Jamon Freeman was one of 20 athletes with a mobility disability, playing in Charlottesville's first-ever Adaptive Sledding Hockey Clinic.

"For the people in wheelchairs like us, we can do anything," said Freeman. "We can't walk but it's okay, so we're dominating this sport."

The clinic was put on by the Charlottesville nonprofit Therapeutic Adventures and it was free to any and all players with mobility issues.

"It's something we've dreamed about for a long time, we've been working for about six months with USA Disabled Hockey to put this event together," said Mark Andrews, founder of Therapeutic Adventures. "We have folks with Spina Bifida, Multiple Sclerosis and a wide variety of disabilities."

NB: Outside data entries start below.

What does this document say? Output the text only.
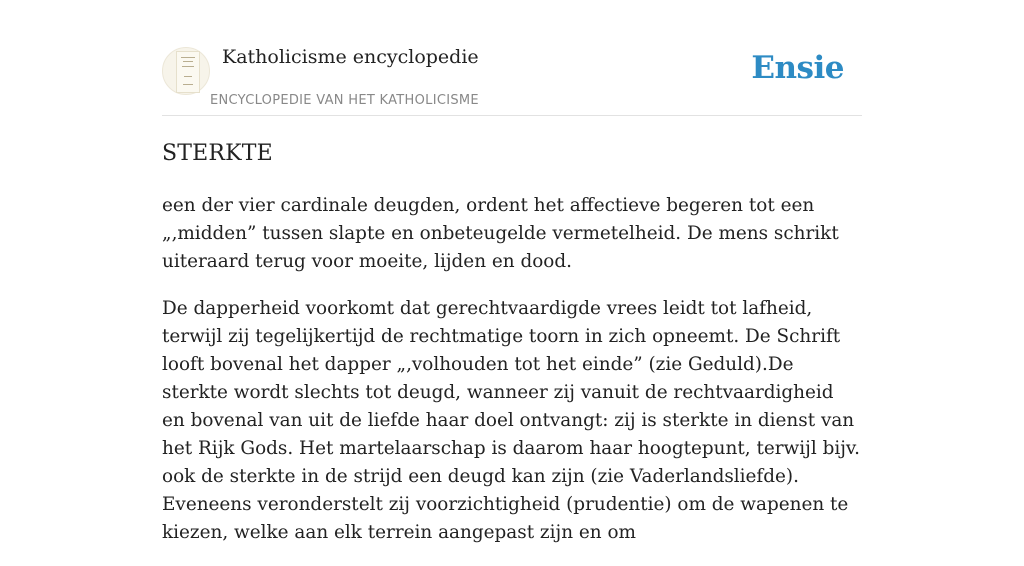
Katholicisme encyclopedie
ENCYCLOPEDIE VAN HET KATHOLICISME
Ensie
STERKTE

een der vier cardinale deugden, ordent het affectieve begeren tot een „‚midden” tussen slapte en onbeteugelde vermetelheid. De mens schrikt uiteraard terug voor moeite, lijden en dood.

De dapperheid voorkomt dat gerechtvaardigde vrees leidt tot lafheid, terwijl zij tegelijkertijd de rechtmatige toorn in zich opneemt. De Schrift looft bovenal het dapper „‚volhouden tot het einde” (zie Geduld).De sterkte wordt slechts tot deugd, wanneer zij vanuit de rechtvaardigheid en bovenal van uit de liefde haar doel ontvangt: zij is sterkte in dienst van het Rijk Gods. Het martelaarschap is daarom haar hoogtepunt, terwijl bijv. ook de sterkte in de strijd een deugd kan zijn (zie Vaderlandsliefde). Eveneens veronderstelt zij voorzichtigheid (prudentie) om de wapenen te kiezen, welke aan elk terrein aangepast zijn en om
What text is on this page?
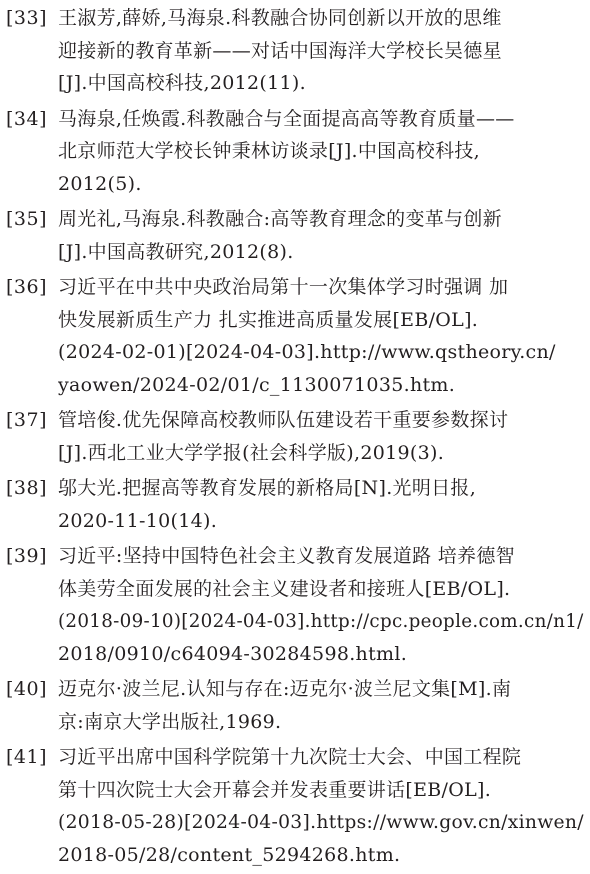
[33] 王淑芳,薛娇,马海泉.科教融合协同创新以开放的思维
迎接新的教育革新——对话中国海洋大学校长吴德星
[J].中国高校科技,2012(11).
[34] 马海泉,任焕霞.科教融合与全面提高高等教育质量——
北京师范大学校长钟秉林访谈录[J].中国高校科技,
2012(5).
[35] 周光礼,马海泉.科教融合:高等教育理念的变革与创新
[J].中国高教研究,2012(8).
[36] 习近平在中共中央政治局第十一次集体学习时强调 加
快发展新质生产力 扎实推进高质量发展[EB/OL].
(2024-02-01)[2024-04-03].http://www.qstheory.cn/
yaowen/2024-02/01/c_1130071035.htm.
[37] 管培俊.优先保障高校教师队伍建设若干重要参数探讨
[J].西北工业大学学报(社会科学版),2019(3).
[38] 邬大光.把握高等教育发展的新格局[N].光明日报,
2020-11-10(14).
[39] 习近平:坚持中国特色社会主义教育发展道路 培养德智
体美劳全面发展的社会主义建设者和接班人[EB/OL].
(2018-09-10)[2024-04-03].http://cpc.people.com.cn/n1/
2018/0910/c64094-30284598.html.
[40] 迈克尔·波兰尼.认知与存在:迈克尔·波兰尼文集[M].南
京:南京大学出版社,1969.
[41] 习近平出席中国科学院第十九次院士大会、中国工程院
第十四次院士大会开幕会并发表重要讲话[EB/OL].
(2018-05-28)[2024-04-03].https://www.gov.cn/xinwen/
2018-05/28/content_5294268.htm.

The clinic paired disabled athletes with other hockey players and Special Olympians like Laurie Wood.

"If I didn't find hockey, I'm not sure I would have gotten my butt off the couch," said Wood. "I really felt like my life was over."

After falling off a building and breaking her back, Wood says adaptive sports saved her life and it can save many more.

"They're feeling the wind go past their cheeks," said Wood. "You can see this huge smile come across their faces."

The clinic may have also created new Olympians as well.

"One day I want to play on the Paralympics Team," said athlete Jim New.